In response to an inquiry, the AAR claimed that because their bulletins are based on open-source material, they are not intelligence reports. “RADAR is intended to keep industry and government partners apprised of trends and published conversations surrounding safety and security issues both in the U.S. and abroad,” the AAR spokesperson said. “The document does not provide or contain intelligence. Its content is drawn largely from widely available news reports, social media posts, and other online publications.” Open-source intelligence, however, is widely recognized as being drawn from these media. The CIA, for instance, defines“open-source intelligence” to include “traditional mass media, the internet, specialized journals, studies, conference proceedings, geospatial information, and more.”
Mikulka was just one of a range of fossil fuel industry critics framed by the rail industry as a potential threat. Another RADAR report raised alarms about the creation of the philanthropic Climate Emergency Fund, noting that its board includes environmental journalists Bill McKibben and David Wallace-Wells. Other documents detailed the activities of fossil fuel opponents like Extinction Rebellion, the Sunrise Movement, Wild Idaho Rising Tide, and the anti-Bayou Bridge pipeline L’eau Est La Vie camp in Louisiana.
According to Brendan McQuade, author of the book “Pacifying the Homeland: Intelligence Fusion and Mass Supervision,” the documents mentioning Mikulka exemplify how fusion centers act as a vein through which corporations can inject their interests into the work of public security forces. This type of political policing, he said, is distinct from what happened at the height of the 1960s civil rights movement, when the FBI targeted activists. There’s no villainous program like COINTELPRO specifically aimed at identifying leaders and eliminating them. What does exist is a decentralized system that various interests can manipulate toward their own ends, with little accountability.

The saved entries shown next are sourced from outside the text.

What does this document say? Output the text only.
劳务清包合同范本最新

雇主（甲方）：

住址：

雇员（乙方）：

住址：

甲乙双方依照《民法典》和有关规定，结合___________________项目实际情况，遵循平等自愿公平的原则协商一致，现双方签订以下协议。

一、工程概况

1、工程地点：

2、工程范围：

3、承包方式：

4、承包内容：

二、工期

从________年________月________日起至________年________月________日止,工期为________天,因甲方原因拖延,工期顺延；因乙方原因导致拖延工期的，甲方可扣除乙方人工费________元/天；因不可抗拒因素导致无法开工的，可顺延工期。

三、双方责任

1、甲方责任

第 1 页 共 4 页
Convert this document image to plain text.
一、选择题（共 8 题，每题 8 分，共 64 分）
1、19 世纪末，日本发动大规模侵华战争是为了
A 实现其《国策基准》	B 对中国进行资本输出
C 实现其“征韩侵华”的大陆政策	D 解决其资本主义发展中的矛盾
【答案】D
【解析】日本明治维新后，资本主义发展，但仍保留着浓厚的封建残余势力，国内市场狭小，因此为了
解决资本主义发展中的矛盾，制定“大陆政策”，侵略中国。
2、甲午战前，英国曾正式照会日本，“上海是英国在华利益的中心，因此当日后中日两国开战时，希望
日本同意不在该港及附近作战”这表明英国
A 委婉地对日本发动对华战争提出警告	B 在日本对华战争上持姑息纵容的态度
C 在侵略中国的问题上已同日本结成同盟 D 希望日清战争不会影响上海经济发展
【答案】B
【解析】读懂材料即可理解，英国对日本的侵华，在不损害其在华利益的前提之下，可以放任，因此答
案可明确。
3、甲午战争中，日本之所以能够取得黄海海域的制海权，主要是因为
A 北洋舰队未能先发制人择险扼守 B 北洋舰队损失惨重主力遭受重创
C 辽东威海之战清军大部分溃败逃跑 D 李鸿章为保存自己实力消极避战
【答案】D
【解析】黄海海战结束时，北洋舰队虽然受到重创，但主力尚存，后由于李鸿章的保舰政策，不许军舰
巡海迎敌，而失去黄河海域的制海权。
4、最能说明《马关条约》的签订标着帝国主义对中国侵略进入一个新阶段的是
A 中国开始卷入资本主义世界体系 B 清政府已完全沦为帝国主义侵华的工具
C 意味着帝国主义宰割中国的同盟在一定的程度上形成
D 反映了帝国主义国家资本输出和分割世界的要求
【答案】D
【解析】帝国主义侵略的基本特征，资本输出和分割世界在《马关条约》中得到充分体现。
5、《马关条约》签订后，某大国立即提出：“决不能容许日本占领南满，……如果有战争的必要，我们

McQuade said that for industry critics, the documents contain a message: “There is an active, organized, powerful set of interests, state and corporate, that are out to defeat you politically,” he said. “That needs to be acknowledged and that needs to be politicized.”
Alluding to the climate crisis, McQuade added, “It’s not hyperbole to say the decisions being made now will decide whether humanity survives the 21st century.”